A new solar cell configuration developed by engineers at the University of New South Wales has pushed sunlight-to-electricity conversion efficiency to 34.5% – establishing a new world record for unfocused sunlight and nudging closer to the theoretical limits for such a device.
The record was set by Dr Mark Keevers and Professor Martin Green, Senior Research Fellow and Director, respectively, of UNSW’s Australian Centre for Advanced Photovoltaics, using a 28-cm2 four-junction mini-module – embedded in a prism – that extracts the maximum energy from sunlight. It does this by splitting the incoming rays into four bands, using a hybrid four-junction receiver to squeeze even more electricity from each beam of sunlight.
The new UNSW result, confirmed by the US National Renewable Energy Laboratory, is almost 44% better than the previous record – made by Alta Devices of the USA, which reached 24% efficiency, but over a larger surface area of 800-cm2.
“This encouraging result shows that there are still advances to come in photovoltaics research to make solar cells even more efficient,” said Keevers. “Extracting more energy from every beam of sunlight is critical to reducing the cost of electricity generated by solar cells as it lowers the investment needed, and delivering payback faster.”
World record team
The result was obtained by the same UNSW team that set a world record in 2014, achieving an electricity conversion rate of over 40% by using mirrors to concentrate the light – a technique known as CPV (concentrator photovoltaics) – and then similarly splitting out various wavelengths. The new result, however, was achieved using normal sunlight with no concentrators.

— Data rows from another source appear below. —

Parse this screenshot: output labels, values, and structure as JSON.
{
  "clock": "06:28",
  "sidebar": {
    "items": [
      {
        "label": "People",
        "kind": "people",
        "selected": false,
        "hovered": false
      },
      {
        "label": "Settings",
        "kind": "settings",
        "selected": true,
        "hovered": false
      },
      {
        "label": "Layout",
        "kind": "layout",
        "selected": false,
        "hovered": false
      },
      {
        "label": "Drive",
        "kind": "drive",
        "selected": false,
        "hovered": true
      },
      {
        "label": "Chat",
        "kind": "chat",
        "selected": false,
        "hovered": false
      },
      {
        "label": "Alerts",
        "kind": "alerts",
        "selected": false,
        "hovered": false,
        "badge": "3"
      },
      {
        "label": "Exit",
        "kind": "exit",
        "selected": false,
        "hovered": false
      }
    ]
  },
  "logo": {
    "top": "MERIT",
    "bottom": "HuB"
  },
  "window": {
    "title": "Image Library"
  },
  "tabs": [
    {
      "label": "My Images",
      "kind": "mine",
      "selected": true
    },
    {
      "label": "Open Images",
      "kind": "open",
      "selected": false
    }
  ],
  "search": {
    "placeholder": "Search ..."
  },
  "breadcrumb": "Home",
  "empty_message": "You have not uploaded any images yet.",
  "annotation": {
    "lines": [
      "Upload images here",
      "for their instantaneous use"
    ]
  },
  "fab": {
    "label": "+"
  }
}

“What’s remarkable is that this level of efficiency had not been expected for many years,” said Green, a pioneer who has led the field for much of his 40 years at UNSW. “A recent study by Germany’s Agora Energiewende think tank set an aggressive target of 35% efficiency by 2050 for a module that uses unconcentrated sunlight, such as the standard ones on family homes.
“So things are moving faster in solar cell efficiency than many experts expected, and that’s good news for solar energy,” he added. “But we must maintain the pace of photovoltaic research in Australia to ensure that we not only build on such tremendous results, but continue to bring benefits back to Australia.”
Australia’s research in photovoltaics has already generated flow-on benefits of more than $8 billion to the country, Green said. Gains in efficiency alone, made possible by UNSW’s PERC cells, are forecast to save $750 million in domestic electricity generation in the next decade. PERC cells were invented at UNSW and are now becoming the commercial standard globally.
The record-setting UNSW mini-module combines a silicon cell on one face of a glass prism, with a triple-junction solar cell on the other.
The triple-junction cell targets discrete bands of the incoming sunlight, using a combination of three layers: indium-gallium-phosphide; indium-gallium-arsenide; and germanium. As sunlight passes through each layer, energy is extracted by each junction at its most efficient wavelength, while the unused part of the light passes through to the next layer, and so on.